= Only a God Can Save Us =

1966 interview given by Martin Heidegger

"Only a God Can Save Us" (Nur noch ein Gott kann uns retten) refers to an interview given by Martin Heidegger to Rudolf Augstein and Georg Wolff for Der Spiegel magazine on September 23, 1966. Heidegger agreed to discuss his political past but asked for the publication to be delayed until after his death. The interview went beyond personal questions to address the general connections between philosophy, politics, and culture (as indicated by the title quote). It was published five days after Heidegger's death, on 31 May 1976. The English translation was produced by William J. Richardson.

==Summary concerning Heidegger's political past==
The title derives from a passage of the interview in which Heidegger speaks of the impotence of philosophy in the face of the present crisis of civilization: "Only a God can save us. The only possibility available to us is that by thinking and poetizing we prepare a readiness for the appearance of a God, or for the absence of a God in [our] decline, insofar as in view of the absent god we are in a state of decline."

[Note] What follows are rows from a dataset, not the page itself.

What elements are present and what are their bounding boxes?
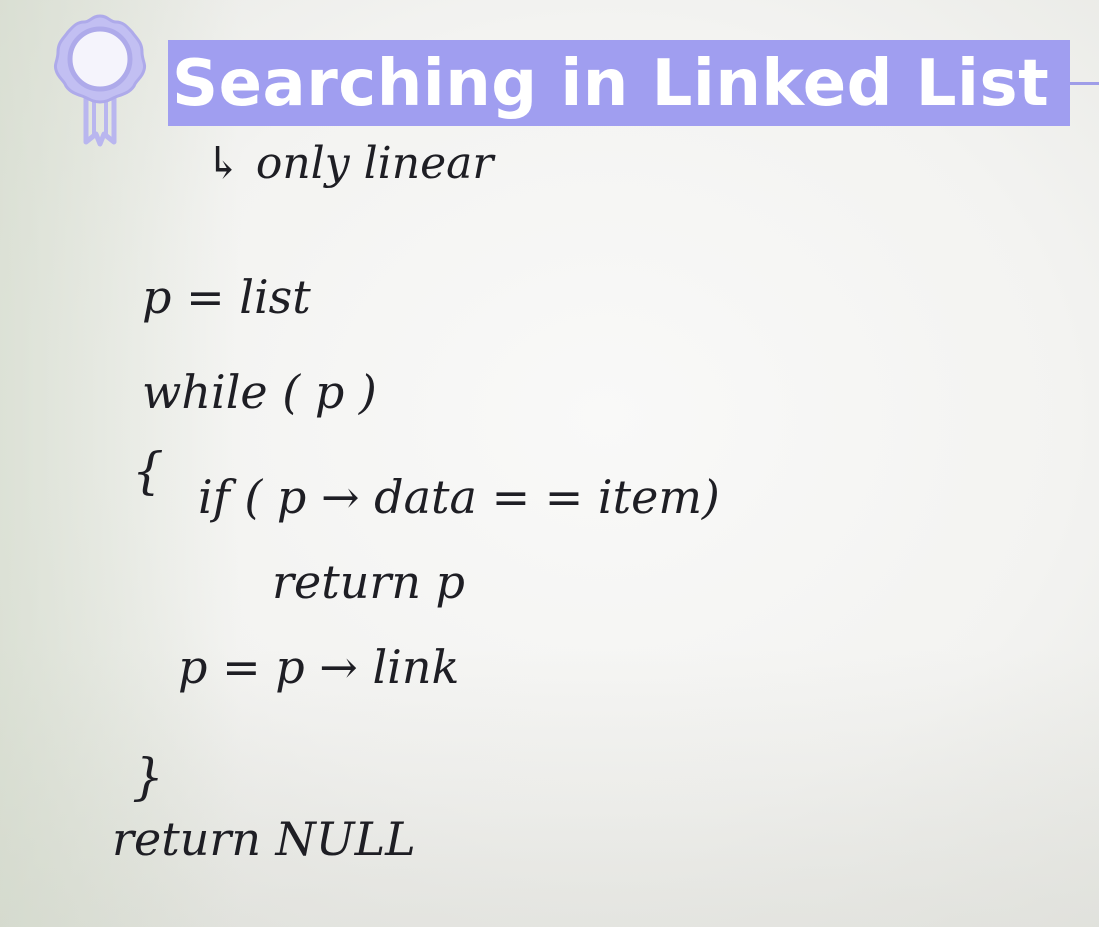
handwritten-note: ↳ only linear <box>205 138 494 189</box>
code-line-close-brace: } <box>132 748 164 806</box>
code-line-if: if ( p → data = = item) <box>198 470 720 524</box>
code-line-return-null: return NULL <box>112 812 416 866</box>
code-line-open-brace: { <box>132 442 164 500</box>
background-vignette <box>0 0 1099 927</box>
code-line-advance: p = p → link <box>178 640 460 694</box>
title-underline <box>1070 82 1099 85</box>
code-line-while: while ( p ) <box>142 365 377 419</box>
slide-title: Searching in Linked List <box>172 47 1050 121</box>
code-line-return-p: return p <box>272 555 466 609</box>
code-line-assign: p = list <box>142 270 311 324</box>
award-ribbon-icon <box>53 14 147 147</box>
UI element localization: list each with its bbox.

In the interview, Heidegger defended his entanglement with National Socialism in two ways: first, he argued that there was no alternative, saying that with his acceptance of the position of rector of the University of Freiburg he was trying to save the university (and science in general) from being politicized and thus had to compromise with the Nazi administration. Second, he admitted that he saw an "awakening" (Aufbruch) which might help to find a "new national and social approach," but said that he changed his mind about this in 1934, when he refused, under threat of dismissal, to remove from the position of dean of the faculty those who were not acceptable to the Nazi party, and he consequently decided to resign as rector.

In his interview Heidegger defended his description of the "inner truth and greatness of this movement" in a 1935 lecture as double-speak. He said that Nazi informants who observed his lectures would understand that by "movement" he meant National Socialism. However, Heidegger asserted that his dedicated students would know this statement was not meant to glorify the NSDAP. Rather, he claimed that the "movement" was in reference was to "the confrontation of planetary technology and modern humanity", which was according to him included in parentheses, though left unsaid in the actual lecture. This phrase was also included in his Introduction to Metaphysics (1953).

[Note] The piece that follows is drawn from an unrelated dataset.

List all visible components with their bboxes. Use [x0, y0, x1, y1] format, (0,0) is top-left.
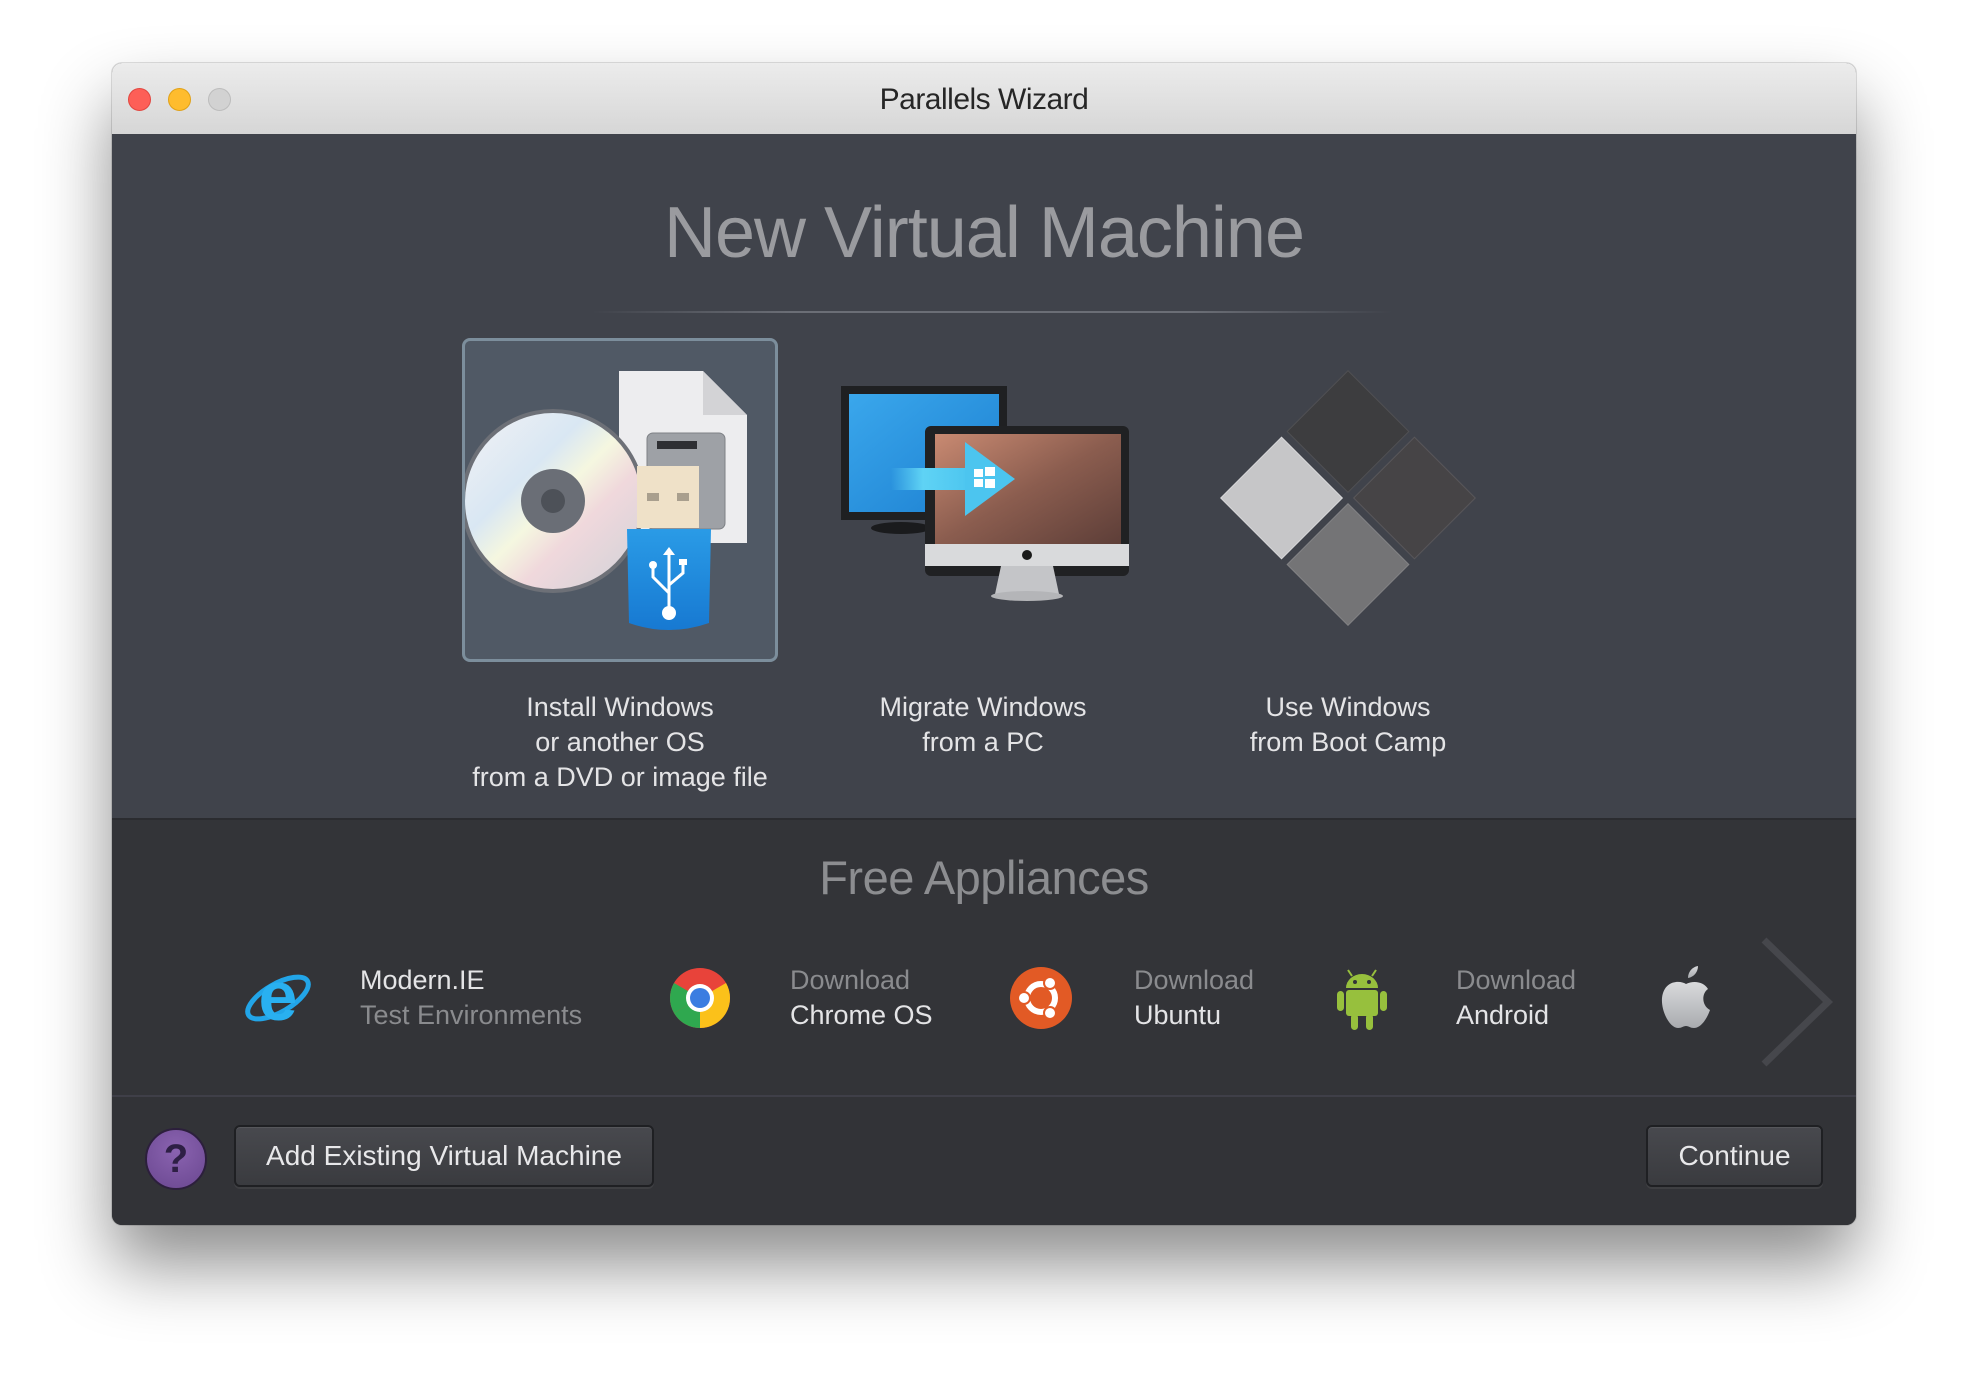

A conflicting account was given by Löwith, according to which Heidegger, during a 1936 visit to his Jewish student in Rome, had exhibited an NSDAP insignia. Lowith maintains that Heidegger did not make any decisive break with National Socialism in 1934, and that Heidegger was willing to entertain more profound relations between his philosophy and political involvement. The Der Spiegel interviewers did not bring up Heidegger's 1949 quotation comparing the industrialization of agriculture to the extermination camps. In fact, the interviewers were not in possession of much of the evidence now known in support of Heidegger's Nazi sympathies.